BUZZ: Welcome to the Big Greasy BBQ forum, anmlwfre, what's your nic stand for, animal warfare?
ANMLWFRE: Animal Wel-fare. I'm from Farm Forward. It's our mission to improve the lives of farm animals.
BELLYBOY: The topic today is big juicy sizzling kielbasa. Don't you love how the juice drips down your chin? Come on, you can admit it, anmlwfre, you're among friends here.
ANMLWFRE: Okay, yes, I do love a big juicy kielbasa, provided the pig it came from had ample space to turn around in before it was slaughtered, mind you.
BUZZ: Wink. Wink.
ANMLWFRE: No, I'm serious.
BELLYBOY: You're a funny dude, anmlwfre
UNCLEMIKEY: So you say you believe animals should be treated well. But you slaughter 'em. Isn't that kind of like a contradiction?
ANMLWFRE: Not at all. Hold on, I got rib sauce on my fingers, don't want to get it on my keyboard. Okay, I'm back.
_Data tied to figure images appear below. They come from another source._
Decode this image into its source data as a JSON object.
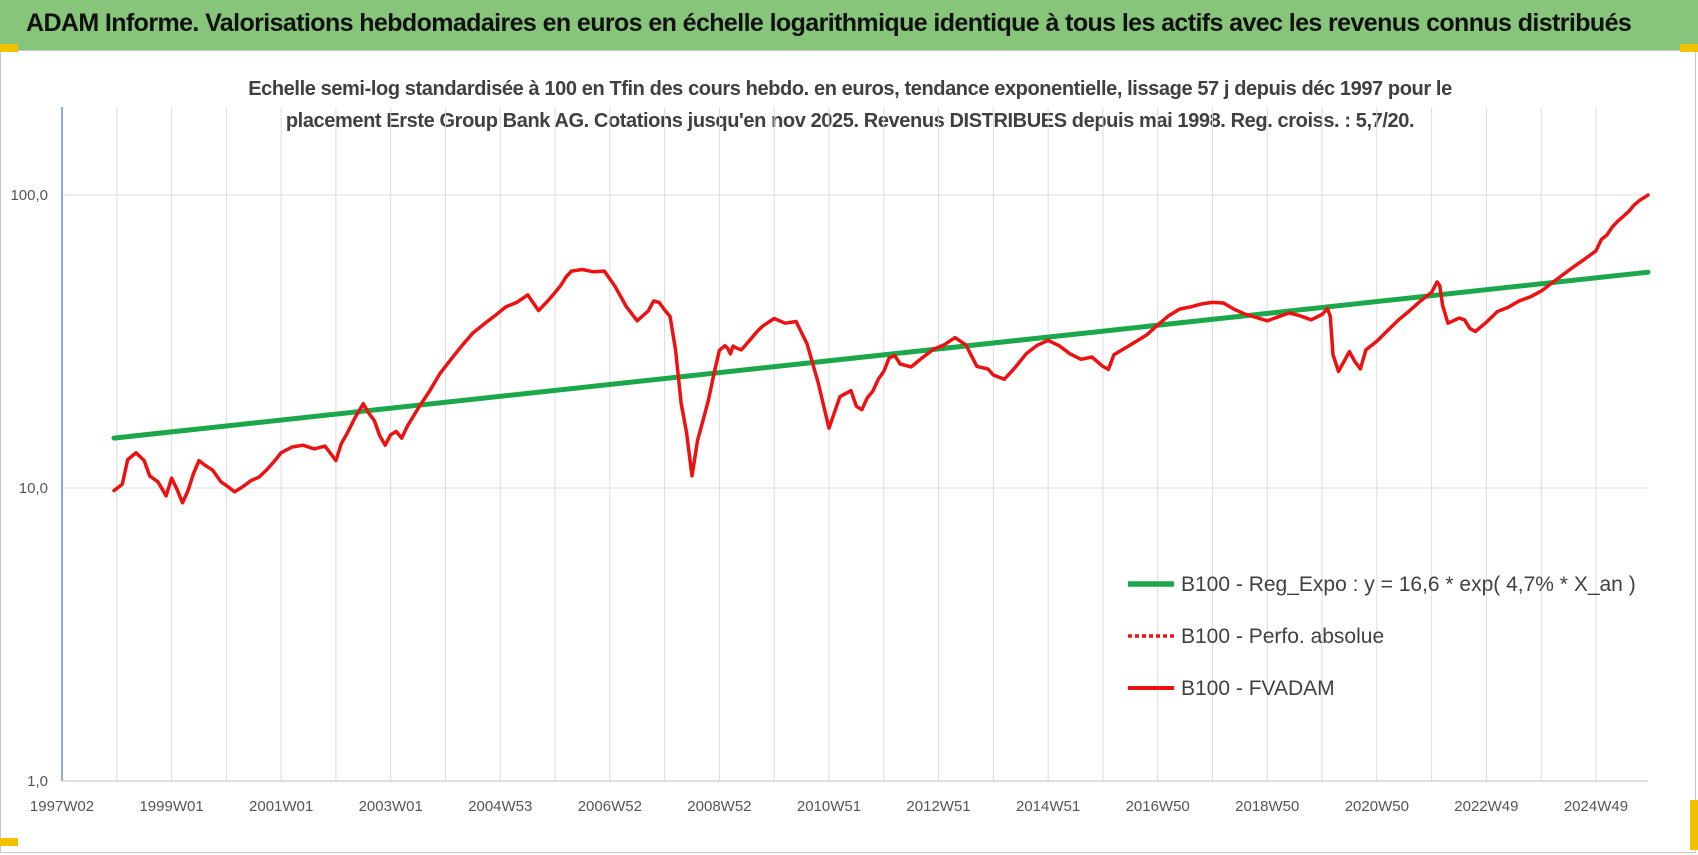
{
  "page": {
    "title": "ADAM Informe. Valorisations hebdomadaires en euros en échelle logarithmique identique à tous les actifs avec les revenus connus distribués"
  },
  "colors": {
    "title_bar": "#86c57a",
    "regression": "#1aa84a",
    "fvadam": "#ee1111",
    "perfo": "#ee1111",
    "accent_corner": "#f2c200"
  },
  "chart_data": {
    "type": "line",
    "title_line1": "Echelle semi-log standardisée à 100 en Tfin des cours hebdo. en euros, tendance exponentielle, lissage 57 j depuis déc 1997 pour le",
    "title_line2": "placement Erste Group Bank AG. Cotations jusqu'en nov 2025. Revenus DISTRIBUES depuis mai 1998. Reg. croiss. : 5,7/20.",
    "y_scale": "log",
    "ylim": [
      1,
      200
    ],
    "y_ticks": [
      {
        "v": 1,
        "label": "1,0"
      },
      {
        "v": 10,
        "label": "10,0"
      },
      {
        "v": 100,
        "label": "100,0"
      }
    ],
    "xlim": [
      1997.0,
      2025.95
    ],
    "x_ticks": [
      {
        "v": 1997.0,
        "label": "1997W02"
      },
      {
        "v": 1999.0,
        "label": "1999W01"
      },
      {
        "v": 2001.0,
        "label": "2001W01"
      },
      {
        "v": 2003.0,
        "label": "2003W01"
      },
      {
        "v": 2005.0,
        "label": "2004W53"
      },
      {
        "v": 2007.0,
        "label": "2006W52"
      },
      {
        "v": 2009.0,
        "label": "2008W52"
      },
      {
        "v": 2011.0,
        "label": "2010W51"
      },
      {
        "v": 2013.0,
        "label": "2012W51"
      },
      {
        "v": 2015.0,
        "label": "2014W51"
      },
      {
        "v": 2017.0,
        "label": "2016W50"
      },
      {
        "v": 2019.0,
        "label": "2018W50"
      },
      {
        "v": 2021.0,
        "label": "2020W50"
      },
      {
        "v": 2023.0,
        "label": "2022W49"
      },
      {
        "v": 2025.0,
        "label": "2024W49"
      }
    ],
    "grid": "vertical and horizontal",
    "legend_position": "bottom-right",
    "series": [
      {
        "name": "B100 - Reg_Expo : y = 16,6 * exp( 4,7% *  X_an )",
        "style": "solid",
        "x": [
          1997.95,
          2025.95
        ],
        "y": [
          14.8,
          54.5
        ]
      },
      {
        "name": "B100 - Perfo. absolue",
        "style": "dotted",
        "x": [],
        "y": []
      },
      {
        "name": "B100 - FVADAM",
        "style": "solid",
        "x": [
          1997.95,
          1998.1,
          1998.2,
          1998.35,
          1998.5,
          1998.6,
          1998.75,
          1998.9,
          1999.0,
          1999.1,
          1999.2,
          1999.3,
          1999.4,
          1999.5,
          1999.6,
          1999.75,
          1999.9,
          2000.0,
          2000.15,
          2000.3,
          2000.45,
          2000.6,
          2000.75,
          2000.9,
          2001.0,
          2001.2,
          2001.4,
          2001.6,
          2001.8,
          2002.0,
          2002.1,
          2002.2,
          2002.35,
          2002.5,
          2002.6,
          2002.7,
          2002.8,
          2002.9,
          2003.0,
          2003.1,
          2003.2,
          2003.3,
          2003.5,
          2003.7,
          2003.9,
          2004.1,
          2004.3,
          2004.5,
          2004.7,
          2004.9,
          2005.1,
          2005.3,
          2005.5,
          2005.7,
          2005.9,
          2006.0,
          2006.1,
          2006.2,
          2006.3,
          2006.5,
          2006.7,
          2006.9,
          2007.1,
          2007.3,
          2007.5,
          2007.7,
          2007.8,
          2007.9,
          2008.0,
          2008.1,
          2008.2,
          2008.3,
          2008.4,
          2008.5,
          2008.6,
          2008.7,
          2008.8,
          2008.9,
          2009.0,
          2009.1,
          2009.15,
          2009.2,
          2009.25,
          2009.3,
          2009.4,
          2009.5,
          2009.6,
          2009.7,
          2009.8,
          2010.0,
          2010.2,
          2010.4,
          2010.6,
          2010.8,
          2011.0,
          2011.2,
          2011.4,
          2011.5,
          2011.6,
          2011.7,
          2011.8,
          2011.9,
          2012.0,
          2012.1,
          2012.2,
          2012.3,
          2012.5,
          2012.7,
          2012.9,
          2013.1,
          2013.3,
          2013.5,
          2013.7,
          2013.9,
          2014.0,
          2014.2,
          2014.4,
          2014.6,
          2014.8,
          2015.0,
          2015.2,
          2015.4,
          2015.6,
          2015.8,
          2016.0,
          2016.1,
          2016.2,
          2016.4,
          2016.6,
          2016.8,
          2017.0,
          2017.2,
          2017.4,
          2017.6,
          2017.8,
          2018.0,
          2018.2,
          2018.4,
          2018.6,
          2018.8,
          2019.0,
          2019.2,
          2019.4,
          2019.6,
          2019.8,
          2020.0,
          2020.1,
          2020.15,
          2020.2,
          2020.3,
          2020.4,
          2020.5,
          2020.6,
          2020.7,
          2020.8,
          2021.0,
          2021.2,
          2021.4,
          2021.6,
          2021.8,
          2022.0,
          2022.1,
          2022.15,
          2022.2,
          2022.3,
          2022.5,
          2022.6,
          2022.7,
          2022.8,
          2023.0,
          2023.2,
          2023.4,
          2023.6,
          2023.8,
          2024.0,
          2024.2,
          2024.4,
          2024.6,
          2024.8,
          2025.0,
          2025.1,
          2025.2,
          2025.3,
          2025.4,
          2025.5,
          2025.6,
          2025.7,
          2025.8,
          2025.9,
          2025.95
        ],
        "y": [
          9.8,
          10.3,
          12.5,
          13.2,
          12.4,
          11.0,
          10.5,
          9.4,
          10.8,
          9.9,
          8.9,
          9.8,
          11.2,
          12.4,
          12.0,
          11.5,
          10.5,
          10.2,
          9.7,
          10.1,
          10.6,
          10.9,
          11.6,
          12.5,
          13.2,
          13.8,
          14.0,
          13.6,
          13.9,
          12.4,
          14.2,
          15.3,
          17.4,
          19.4,
          18.0,
          17.0,
          15.1,
          14.0,
          15.2,
          15.6,
          14.8,
          16.2,
          18.7,
          21.3,
          24.6,
          27.5,
          30.6,
          33.8,
          36.2,
          38.7,
          41.5,
          43.0,
          45.6,
          40.3,
          44.2,
          46.5,
          49.0,
          52.5,
          55.0,
          55.7,
          54.7,
          55.0,
          48.6,
          41.6,
          37.2,
          40.2,
          43.5,
          43.0,
          40.5,
          38.5,
          29.5,
          19.5,
          15.5,
          11.0,
          14.5,
          17.0,
          20.0,
          24.5,
          29.5,
          30.6,
          30.0,
          28.7,
          30.5,
          30.1,
          29.6,
          31.1,
          32.7,
          34.4,
          35.8,
          37.9,
          36.5,
          37.0,
          31.0,
          23.0,
          16.0,
          20.5,
          21.5,
          19.0,
          18.5,
          20.3,
          21.4,
          23.5,
          25.0,
          27.8,
          28.3,
          26.5,
          25.9,
          27.8,
          29.7,
          30.8,
          32.6,
          30.8,
          26.0,
          25.5,
          24.3,
          23.5,
          25.8,
          28.7,
          30.7,
          31.9,
          30.6,
          28.7,
          27.5,
          28.0,
          26.0,
          25.4,
          28.5,
          30.0,
          31.6,
          33.3,
          36.0,
          38.7,
          40.8,
          41.5,
          42.5,
          43.0,
          42.8,
          40.7,
          39.2,
          38.2,
          37.2,
          38.4,
          39.6,
          38.7,
          37.5,
          39.1,
          41.0,
          38.5,
          28.5,
          25.0,
          27.0,
          29.2,
          27.0,
          25.5,
          29.6,
          31.7,
          34.5,
          37.5,
          40.3,
          43.5,
          46.5,
          50.5,
          49.0,
          42.0,
          36.5,
          38.0,
          37.5,
          35.0,
          34.2,
          36.8,
          40.0,
          41.4,
          43.5,
          44.9,
          47.0,
          50.1,
          53.5,
          57.0,
          60.5,
          64.5,
          70.5,
          73.0,
          77.8,
          81.5,
          84.5,
          88.0,
          92.5,
          96.0,
          98.5,
          100.0
        ]
      }
    ]
  }
}
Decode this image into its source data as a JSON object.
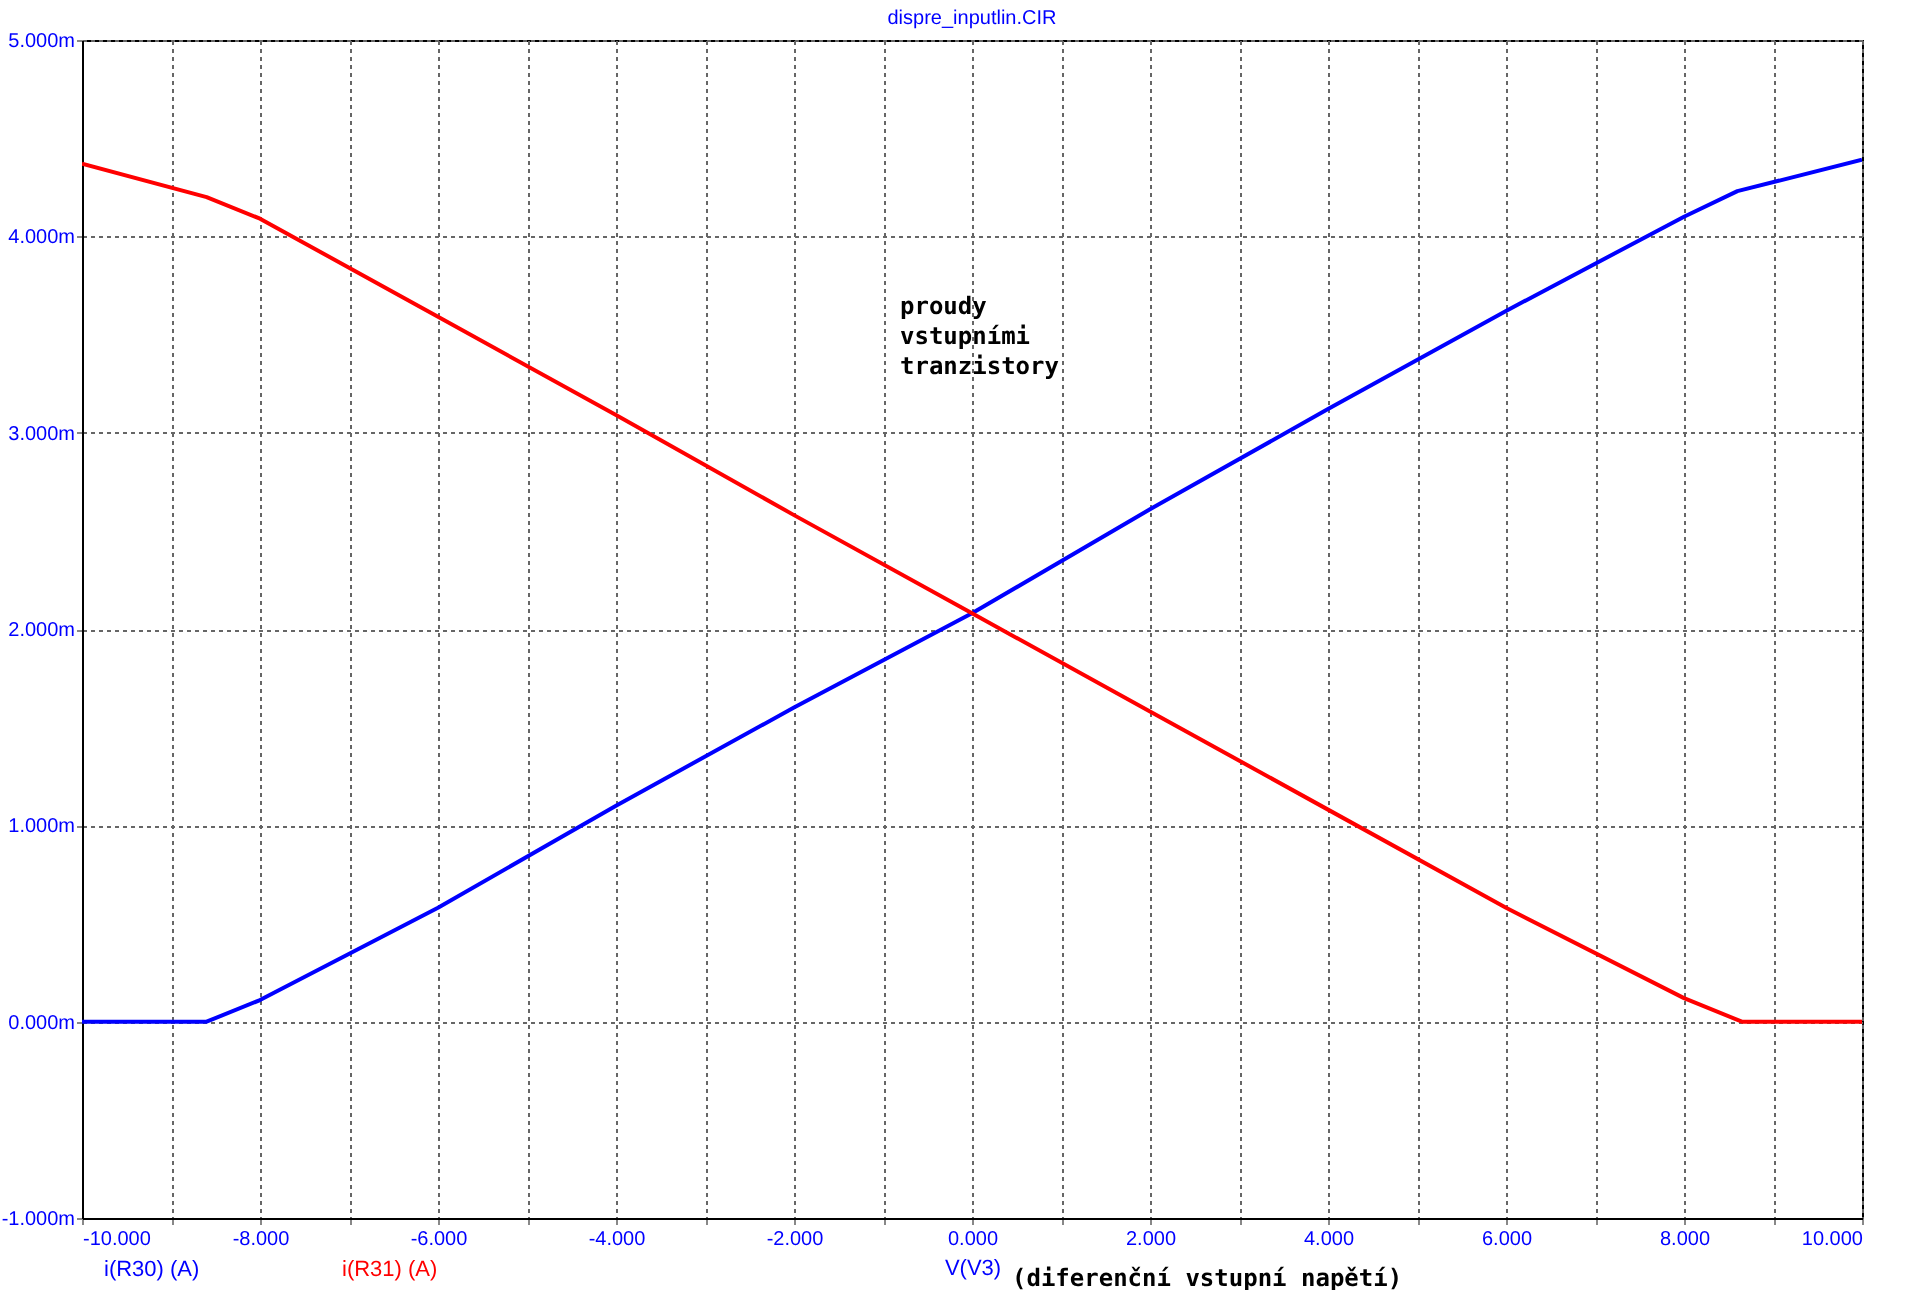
{
  "chart_data": {
    "type": "line",
    "title": "dispre_inputlin.CIR",
    "xlabel": "V(V3)",
    "annotations": [
      "(diferenční vstupní napětí)",
      "proudy vstupními tranzistory"
    ],
    "series": [
      {
        "name": "i(R30) (A)",
        "color": "#0000ff",
        "x": [
          -10,
          -8.6,
          -8,
          -6,
          -4,
          -2,
          0,
          2,
          4,
          6,
          8,
          8.6,
          10
        ],
        "values": [
          0,
          0,
          0.11,
          0.58,
          1.1,
          1.6,
          2.08,
          2.61,
          3.12,
          3.62,
          4.1,
          4.23,
          4.39
        ]
      },
      {
        "name": "i(R31) (A)",
        "color": "#ff0000",
        "x": [
          -10,
          -8.6,
          -8,
          -6,
          -4,
          -2,
          0,
          2,
          4,
          6,
          8,
          8.65,
          10
        ],
        "values": [
          4.37,
          4.2,
          4.09,
          3.59,
          3.09,
          2.58,
          2.08,
          1.58,
          1.08,
          0.58,
          0.12,
          0,
          0
        ]
      }
    ],
    "xlim": [
      -10,
      10
    ],
    "xticks": [
      {
        "value": -10,
        "label": "-10.000"
      },
      {
        "value": -9,
        "label": null
      },
      {
        "value": -8,
        "label": "-8.000"
      },
      {
        "value": -7,
        "label": null
      },
      {
        "value": -6,
        "label": "-6.000"
      },
      {
        "value": -5,
        "label": null
      },
      {
        "value": -4,
        "label": "-4.000"
      },
      {
        "value": -3,
        "label": null
      },
      {
        "value": -2,
        "label": "-2.000"
      },
      {
        "value": -1,
        "label": null
      },
      {
        "value": 0,
        "label": "0.000"
      },
      {
        "value": 1,
        "label": null
      },
      {
        "value": 2,
        "label": "2.000"
      },
      {
        "value": 3,
        "label": null
      },
      {
        "value": 4,
        "label": "4.000"
      },
      {
        "value": 5,
        "label": null
      },
      {
        "value": 6,
        "label": "6.000"
      },
      {
        "value": 7,
        "label": null
      },
      {
        "value": 8,
        "label": "8.000"
      },
      {
        "value": 9,
        "label": null
      },
      {
        "value": 10,
        "label": "10.000"
      }
    ],
    "ylim": [
      -1,
      5
    ],
    "yticks": [
      {
        "value": -1,
        "label": "-1.000m"
      },
      {
        "value": 0,
        "label": "0.000m"
      },
      {
        "value": 1,
        "label": "1.000m"
      },
      {
        "value": 2,
        "label": "2.000m"
      },
      {
        "value": 3,
        "label": "3.000m"
      },
      {
        "value": 4,
        "label": "4.000m"
      },
      {
        "value": 5,
        "label": "5.000m"
      }
    ],
    "grid": true,
    "legend": "bottom left",
    "marker": "none",
    "line_style": "solid"
  }
}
It's okay as long as you slaughter them humanely.
BELLYBOY: Humane slaughter. That's a good one. Mind if I use that one at my next tailgating party?
ANMLWFRE: It's not a joke. We're entirely serious.
GREASEGUY: Hey, my burger's so juicy it's a good thing I got one of them super absorbent buns.
ANMLWFRE: YOu're making my mouth water. I mean provided the steer the burger came from had plenty of grass to graze on before it was slaughtered.
BUZZ: You crack me up.
ANMLWFRE: I'm serious, guys. We at Farm Forward believe factory farming is one of the most important issues of our time.
BELLYBOY: Look, anmlwfre, you're our kind of people. You like big hunks of juicy meat just like we do.
ANMLWFRE: Well, I must say, I feel a kinship too.
GREASEGUY: Yeah, at first I thought you were one of those freaks who don't eat meat but you're pretty cool.
ANMLWFRE: Are you kidding! By being so rigid about not eating meat and dairy, those people are setting the animal rights movement back a hundred years. It really annoys the CEO's of the big fast food places when they hear someone refuses to eat their products. I ought to know, at farm forward we consult for them all the time.
CHOWHOUND: Hey, anmlwfre, I once scarfed down eight kielbasas in one sitting.
ANMLWFRE: Impressive.
CHOWHOUND: How about you?
ANMLWFRE: The other night at a benefit, they served some delectable lamb medallions. My wife had to attend an art gallery opening, so I helped myself to hers.
BELLYBOY: Pretty cool. So where did you say you're from again?
ANMLWFRE: Farm Forward. Don't mean to boast but Jonathan Safron Foer is on our board of directors.
CHOWHOUND: Who's that?
ANMLWFRE: He's only one of the most accomplished writers of his generation. He's going to do a reading from his latest book this weekend.
BELLYBOY: Cool. He writes books on barbecuing?
ANMLWFRE: No.
BUZZ: He going to read a passage about how much he loves juicy ribs, smothered with sauce?
CHOWHOUND: I don't get it, anmlwfre, how does having this rib cookbook writer guy on your board help animals?
ANMLWFRE: He's not a rib cookbook writer. I told you. He writes literary fiction.
UNCLEMIKEY; He must be real creative. He the one who came up with humane slaughter?
BUZZ: This consulting with big fast food places sounds like a good gig, anmlwfre. Bet they pay you plenty.
ANMLWFRE: Money's not what's important. We get to communicate our point of view.
CHOWHOUND: About how delectable pork medallions are?
ANMLWFRE: No, our broader point of view. Our mission statement, if you will.
BUZZ: Hey, anmlwfre, I just marinated some chicken breasts and threw 'em on the grill. you'd love 'em.
ANMLWFRE: Sounds tasty. Provided the chickens had access to sunlight before they were slaughtered.
CHOWHOUND: I got five words: pass me the hot sauce.
ANMLWFRE: I got two words: me too.
BUZZ: anmlwfre, I'm glad you joined our Big Greasy BBQ forum.
ANMLWFRE: Thanks for making me feel so welcome.
BELLYBOY: And thanks for giving me that joke about humane slaughter. Don't worry, I'll give you credit. I ain't into stealing other peoples' jokes.
ANMLWFRE: It's not a joke.
CHOWHOUND: This guy cracks me up.
ANMLWFRE: I've got to go attend another fund raiser. I'll be back later. Enjoy your kielbasa, everyone!
BELLYBOY: We will. Provided the pig had plenty of space to turn around in before it was slaughtered. Ha ha ha!